William Mirtle was born 24 December 1739 to Thomas Mirtle, brewer in Edinburgh, and his wife Jean Rannie. Jean was the niece of Sir David Rannie (1 July 1716 – 17 November 1764), who made a fortune with the East India Company, later returning to Scotland and purchasing Melville Castle.
At a consultation held at Fort William on 12 January 1763, Peter Amyatt Esq., President and Council of Fort William, informed the Agent Board … “that the Chowky Boat arrived at Town last night at 12 o’clock with William Mirtle on Board, late Mate of the “Speedwell” Snow (under) Captain Ramsay, who brings the following intelligence: Namely, that they were taken on the 7th Instant in 25 fathoms of water by a French Squadron consisting of two Ships & Frigate which is cruising in Balasore & has made besides the following Prizes Vizt. The “Walpole”, bound to Madras, the “Grampus” Pilot Sloop, Mr. Savage Pilot, & a Sloop from Chittagong supposed to be the “Clive”. That he (Mirtle) on the morning of the 9th repossessed himself of the “Speedwell” & was pushing in for the River, but finding he was in danger of being again taken by the French Frigate he took to his Boat with ten Lascars and made his escape.”

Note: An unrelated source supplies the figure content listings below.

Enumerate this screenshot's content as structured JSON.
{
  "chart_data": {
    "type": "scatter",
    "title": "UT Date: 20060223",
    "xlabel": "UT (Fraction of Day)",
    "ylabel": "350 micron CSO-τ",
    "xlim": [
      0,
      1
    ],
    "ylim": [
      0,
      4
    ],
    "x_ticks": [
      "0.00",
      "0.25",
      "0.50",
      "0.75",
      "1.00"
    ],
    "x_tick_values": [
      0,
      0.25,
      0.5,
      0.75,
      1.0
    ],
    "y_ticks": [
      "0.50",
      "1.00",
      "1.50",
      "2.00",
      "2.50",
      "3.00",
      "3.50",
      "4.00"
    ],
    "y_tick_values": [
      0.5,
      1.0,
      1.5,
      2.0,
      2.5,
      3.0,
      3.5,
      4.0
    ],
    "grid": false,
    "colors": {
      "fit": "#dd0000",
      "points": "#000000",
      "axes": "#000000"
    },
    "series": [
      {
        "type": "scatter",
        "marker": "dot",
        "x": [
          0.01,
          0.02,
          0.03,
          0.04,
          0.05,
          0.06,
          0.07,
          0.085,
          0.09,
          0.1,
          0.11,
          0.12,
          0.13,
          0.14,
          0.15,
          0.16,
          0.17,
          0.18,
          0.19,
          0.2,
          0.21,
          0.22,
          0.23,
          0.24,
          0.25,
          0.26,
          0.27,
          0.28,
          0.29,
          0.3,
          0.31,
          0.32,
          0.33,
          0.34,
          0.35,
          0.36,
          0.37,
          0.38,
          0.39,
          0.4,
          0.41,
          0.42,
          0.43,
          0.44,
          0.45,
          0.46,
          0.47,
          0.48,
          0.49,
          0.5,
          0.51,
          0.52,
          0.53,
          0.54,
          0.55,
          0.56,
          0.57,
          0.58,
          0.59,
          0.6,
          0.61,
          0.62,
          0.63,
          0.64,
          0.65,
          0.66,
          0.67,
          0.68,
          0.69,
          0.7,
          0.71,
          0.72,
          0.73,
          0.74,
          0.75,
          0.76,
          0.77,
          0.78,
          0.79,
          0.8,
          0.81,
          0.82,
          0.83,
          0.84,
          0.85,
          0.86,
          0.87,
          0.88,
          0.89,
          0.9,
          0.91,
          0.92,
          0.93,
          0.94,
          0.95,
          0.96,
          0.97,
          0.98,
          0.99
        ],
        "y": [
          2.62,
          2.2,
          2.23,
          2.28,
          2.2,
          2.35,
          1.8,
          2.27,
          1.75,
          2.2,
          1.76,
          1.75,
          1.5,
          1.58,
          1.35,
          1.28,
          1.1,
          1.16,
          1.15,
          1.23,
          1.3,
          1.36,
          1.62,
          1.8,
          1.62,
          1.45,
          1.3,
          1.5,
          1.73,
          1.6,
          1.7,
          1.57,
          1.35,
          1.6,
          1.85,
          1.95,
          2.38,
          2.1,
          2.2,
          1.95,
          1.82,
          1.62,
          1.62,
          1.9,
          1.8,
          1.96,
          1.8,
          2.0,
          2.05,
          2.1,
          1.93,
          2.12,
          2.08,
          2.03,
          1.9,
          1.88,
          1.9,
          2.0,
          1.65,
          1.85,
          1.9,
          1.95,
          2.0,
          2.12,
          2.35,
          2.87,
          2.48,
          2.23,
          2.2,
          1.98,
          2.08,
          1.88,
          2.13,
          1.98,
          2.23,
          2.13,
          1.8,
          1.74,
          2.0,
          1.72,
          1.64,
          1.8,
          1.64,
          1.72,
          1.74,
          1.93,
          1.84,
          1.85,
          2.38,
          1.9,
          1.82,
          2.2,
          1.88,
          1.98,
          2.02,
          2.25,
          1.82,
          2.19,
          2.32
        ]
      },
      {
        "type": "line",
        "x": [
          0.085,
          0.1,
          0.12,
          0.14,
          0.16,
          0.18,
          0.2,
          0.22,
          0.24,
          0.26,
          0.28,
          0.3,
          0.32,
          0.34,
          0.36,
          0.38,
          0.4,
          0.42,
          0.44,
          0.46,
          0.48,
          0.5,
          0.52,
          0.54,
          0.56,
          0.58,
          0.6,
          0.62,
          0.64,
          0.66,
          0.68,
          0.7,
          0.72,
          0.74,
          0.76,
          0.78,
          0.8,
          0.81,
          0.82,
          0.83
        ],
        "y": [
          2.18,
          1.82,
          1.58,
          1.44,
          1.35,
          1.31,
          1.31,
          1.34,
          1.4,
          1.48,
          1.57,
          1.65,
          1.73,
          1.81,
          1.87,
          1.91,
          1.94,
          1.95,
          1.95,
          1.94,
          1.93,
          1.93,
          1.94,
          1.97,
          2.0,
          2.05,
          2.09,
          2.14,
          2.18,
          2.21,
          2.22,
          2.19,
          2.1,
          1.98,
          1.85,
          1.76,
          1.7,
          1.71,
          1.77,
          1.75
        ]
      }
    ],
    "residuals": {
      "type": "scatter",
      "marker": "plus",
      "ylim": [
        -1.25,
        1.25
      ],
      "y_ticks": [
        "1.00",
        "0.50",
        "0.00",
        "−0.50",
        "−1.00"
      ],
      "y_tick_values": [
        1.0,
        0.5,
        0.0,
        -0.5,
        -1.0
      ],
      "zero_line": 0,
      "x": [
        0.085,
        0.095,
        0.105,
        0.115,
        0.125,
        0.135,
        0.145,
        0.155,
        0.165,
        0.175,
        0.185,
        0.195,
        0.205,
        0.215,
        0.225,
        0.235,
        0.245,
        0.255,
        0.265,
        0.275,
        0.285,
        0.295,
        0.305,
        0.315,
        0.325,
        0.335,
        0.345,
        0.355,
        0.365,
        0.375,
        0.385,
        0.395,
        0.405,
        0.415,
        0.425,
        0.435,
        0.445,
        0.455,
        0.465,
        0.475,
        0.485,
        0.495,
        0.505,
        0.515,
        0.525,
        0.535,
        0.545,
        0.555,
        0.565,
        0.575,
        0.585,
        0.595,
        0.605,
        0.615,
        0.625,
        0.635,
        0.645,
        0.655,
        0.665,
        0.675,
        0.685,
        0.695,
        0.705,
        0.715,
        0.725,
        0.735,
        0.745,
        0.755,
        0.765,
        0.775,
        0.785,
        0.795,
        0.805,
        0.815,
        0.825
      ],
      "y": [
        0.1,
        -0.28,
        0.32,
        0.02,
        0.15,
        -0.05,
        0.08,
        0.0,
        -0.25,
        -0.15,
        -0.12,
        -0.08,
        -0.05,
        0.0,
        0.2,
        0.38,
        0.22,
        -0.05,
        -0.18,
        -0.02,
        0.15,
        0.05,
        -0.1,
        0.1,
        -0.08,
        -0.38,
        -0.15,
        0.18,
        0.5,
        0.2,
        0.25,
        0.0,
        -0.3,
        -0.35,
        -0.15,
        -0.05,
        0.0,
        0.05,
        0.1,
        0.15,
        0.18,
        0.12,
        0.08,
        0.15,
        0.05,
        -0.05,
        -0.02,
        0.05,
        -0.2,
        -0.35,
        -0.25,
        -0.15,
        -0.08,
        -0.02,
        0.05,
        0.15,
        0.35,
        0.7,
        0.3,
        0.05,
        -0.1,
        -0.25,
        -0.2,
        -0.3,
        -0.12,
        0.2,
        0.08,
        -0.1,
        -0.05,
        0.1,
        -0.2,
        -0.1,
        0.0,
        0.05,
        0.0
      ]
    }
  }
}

In the debate that followed it was decided that several ships should remain at Kedgeree, but that Pilots should be sent aboard them with instructions to sail up the Hooghly River if the enemy attacked, and that twenty sepoys should be detailed to each ship as a further safeguard. It was also decided to send a sloop to cruise off Palmyras Point to warn inbound ships, and that another sloop (well armed and manned) should watch the motions of the French squadron and annoy any boats or sloops they may send into the river.
The only other event of importance during the French squadron’s visit to Balasore was a fight with the East Indiaman Winchelsea, which escaped after an engagement lasting for two hours.